Lifestyle

Barber finds silver lining in art

Mzala uses a razor blade for his cuts
 
Mzala uses a razor blade for his cuts

He recalls the Mandela piece he drew back in Standard Three and how it illustrated his artistic prowess.

He is quick to share that years later, after devastating Form Five results, he found his silver lining in an A in art.

“My Form Five results were terrible in other subjects, but I was not surprised art was an A because I loved it and was always gifted in it,” Mzala says. Thanks to his Mandela piece he also earned a prize in primary school.

“I had drawn Mandela in black and white with a pencil, which earned me a prize,” he says.

Drawing is not the only art form he can do.

 “I can trim a hedge into any shape that I want. It’s all art,” he says.

But well aware he could not make a living out of art, Mzala gladly accepted a few lessons to do what he refers to as doing graphics on people’s heads. He explains: “I basically use a razor blade for my cuts. The razor is quite different.  The perfection you get is more refined than from the machine.”

The razor cut is quite popular in West Africa and Mzala considers himself privileged to have worked with a Ghanaian barber some four years ago.

“He taught me well and I have never stopped since then,” he says.

He has gone on to teach two other people who are doing it in Gaborone.

“I think we should be five in number here in Gaborone.  It’s quite a popular cut in West Africa. It is not so popular in southern Africa,” he says. A Zimbabwean barber based in Botswana, Liqhwa Sibanda, knows 24-year-old Mzala and speaks highly of his work.

“It’s no surprise that he has an average of 20 people a day and some of them high profile people,” Sibanda says.

Former-Zebras star Thato Siska, businessman McLean Letshwiti, and several musicians and footballers are some of Mzala’s clients. Sibanda believes the talented artist-cum-barber could do well in a set up like in Zimbabwe.

“He would do well in a place where there are always power cuts like in Zimbabwe because he can do any cut with the razor,” he explains.

Mzala wants to take his work beyond the borders of Botswana.

“I would want to take my work to a different country and economy because it is a skill that is applicable in any part of the world,” Mzala says, adding that sketching will have to wait a bit.

He has seen how local artists struggle to sell their pieces and would rather focus on hair for now.  In fact, he has a piece he drew months ago and is without a buyer in a shop in Maruapula.

Art here in Botswana, he says, is different from elsewhere as it is not supported.

“People will love it and marvel, but not buy,” he says.

Jokingly, he adds: “This is why I am doing this (razor cut).  I know hair is growing everyday so people have no choice but to come here.”

Although he misses sketching, which he rarely does because of work demands, he finds consolation in razor cutting.

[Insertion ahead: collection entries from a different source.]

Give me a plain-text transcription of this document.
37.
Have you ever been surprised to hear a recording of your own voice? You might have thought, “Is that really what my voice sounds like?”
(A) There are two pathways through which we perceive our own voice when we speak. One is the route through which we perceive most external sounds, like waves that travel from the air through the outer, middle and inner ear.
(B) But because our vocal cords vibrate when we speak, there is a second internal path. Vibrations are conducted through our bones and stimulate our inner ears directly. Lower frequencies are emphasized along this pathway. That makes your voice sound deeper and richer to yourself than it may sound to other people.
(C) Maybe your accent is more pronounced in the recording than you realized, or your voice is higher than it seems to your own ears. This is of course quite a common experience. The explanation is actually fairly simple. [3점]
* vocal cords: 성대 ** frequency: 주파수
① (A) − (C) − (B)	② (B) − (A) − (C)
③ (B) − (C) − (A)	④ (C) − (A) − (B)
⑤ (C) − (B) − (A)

“I believe I apply the same technique in this,” he says. Just like most artists, he does not believe he needs to go to school for what he does.

“I am beyond school limits.  No one can teach me this.  They would be scared,” he says.

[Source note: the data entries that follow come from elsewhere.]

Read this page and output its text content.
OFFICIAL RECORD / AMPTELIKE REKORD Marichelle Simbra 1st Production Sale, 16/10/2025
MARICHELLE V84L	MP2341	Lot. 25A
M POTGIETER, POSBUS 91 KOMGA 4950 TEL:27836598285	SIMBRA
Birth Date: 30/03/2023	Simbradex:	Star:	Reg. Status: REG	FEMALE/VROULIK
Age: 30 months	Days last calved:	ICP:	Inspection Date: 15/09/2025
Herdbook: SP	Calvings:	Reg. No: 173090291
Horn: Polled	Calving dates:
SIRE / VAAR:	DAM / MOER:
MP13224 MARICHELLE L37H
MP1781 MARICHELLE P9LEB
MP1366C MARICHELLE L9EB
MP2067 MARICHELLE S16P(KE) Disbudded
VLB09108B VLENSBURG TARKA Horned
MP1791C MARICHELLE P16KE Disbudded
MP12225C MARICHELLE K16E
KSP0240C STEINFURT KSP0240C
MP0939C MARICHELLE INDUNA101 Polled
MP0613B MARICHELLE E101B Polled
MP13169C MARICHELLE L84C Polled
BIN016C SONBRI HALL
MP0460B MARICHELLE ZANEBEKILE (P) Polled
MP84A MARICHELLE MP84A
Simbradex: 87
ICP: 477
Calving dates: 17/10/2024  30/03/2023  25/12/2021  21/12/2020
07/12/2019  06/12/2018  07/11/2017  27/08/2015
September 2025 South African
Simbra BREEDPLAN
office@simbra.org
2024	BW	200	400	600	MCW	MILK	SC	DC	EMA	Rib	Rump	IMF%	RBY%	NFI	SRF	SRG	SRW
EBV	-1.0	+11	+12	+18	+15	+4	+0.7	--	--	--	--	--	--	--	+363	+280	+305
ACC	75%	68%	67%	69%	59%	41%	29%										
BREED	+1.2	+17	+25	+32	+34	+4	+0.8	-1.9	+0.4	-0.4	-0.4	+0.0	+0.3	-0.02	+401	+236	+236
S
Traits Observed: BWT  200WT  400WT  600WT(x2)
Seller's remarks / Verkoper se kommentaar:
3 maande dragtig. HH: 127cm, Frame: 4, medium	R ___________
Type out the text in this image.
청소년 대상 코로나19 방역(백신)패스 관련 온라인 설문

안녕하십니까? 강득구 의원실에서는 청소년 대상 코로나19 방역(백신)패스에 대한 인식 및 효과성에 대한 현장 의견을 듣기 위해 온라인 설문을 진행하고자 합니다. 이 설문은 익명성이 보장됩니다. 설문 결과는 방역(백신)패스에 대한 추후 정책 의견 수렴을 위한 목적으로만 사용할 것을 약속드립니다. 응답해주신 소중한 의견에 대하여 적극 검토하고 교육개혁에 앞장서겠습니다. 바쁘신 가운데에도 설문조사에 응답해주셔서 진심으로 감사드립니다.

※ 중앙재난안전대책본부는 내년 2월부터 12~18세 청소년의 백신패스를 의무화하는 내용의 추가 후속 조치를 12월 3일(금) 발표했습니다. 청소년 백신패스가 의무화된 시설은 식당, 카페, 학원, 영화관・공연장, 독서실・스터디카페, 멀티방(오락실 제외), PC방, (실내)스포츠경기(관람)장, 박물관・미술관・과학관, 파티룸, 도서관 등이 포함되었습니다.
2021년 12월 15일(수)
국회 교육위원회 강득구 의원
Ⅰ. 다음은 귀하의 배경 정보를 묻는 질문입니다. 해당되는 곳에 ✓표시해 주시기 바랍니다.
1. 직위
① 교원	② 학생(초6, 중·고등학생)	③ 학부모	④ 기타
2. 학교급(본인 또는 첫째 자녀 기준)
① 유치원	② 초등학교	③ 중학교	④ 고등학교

He, however, admits that it took a few mistakes for him to master the art.

He considers mistakes a learning curve that taught him to be more careful when working on people’s heads.

His patience has since paid off as people love his work.  One of his regular clients, Peter Ncube, says: “My wife will not allow me to get my haircut done by anyone else.  In fact, she is the one who referred me to him.”

Ncube says Mzala did his wife’s eyebrows for a relative’s wedding using a razor and the whole family has since been loyal customers to him.

That alone thrills Mzala who says, “It makes me feel big, it simply tells me people appreciate what I am doing and they believe in me”.

Adept as he is at what he does, Mzala does have people he admires. One of them is a local painter, Lazarus Madoko, a former classmate of his. He believes the support President Ian Khama has given to the arts the industry will certainly grow.

He says it pains him to see artistically gifted youngsters who have dreams of making something out of that gift branch out to do other things in life for fear art may not pay them well.

Mzala has started teaching his younger brother how to do the razor cut.

The two come from an artistic family. Their mother does sewing while a close cousin of theirs, Isaac Monare, does portraits.

While doing his work, Mzala plays his favourite Hip Hop music.  He is also a fan of House.  He says that he is grateful for his former boss and the first few clients who have stuck by him.

He says: “For now I am just surviving but I want to do big.”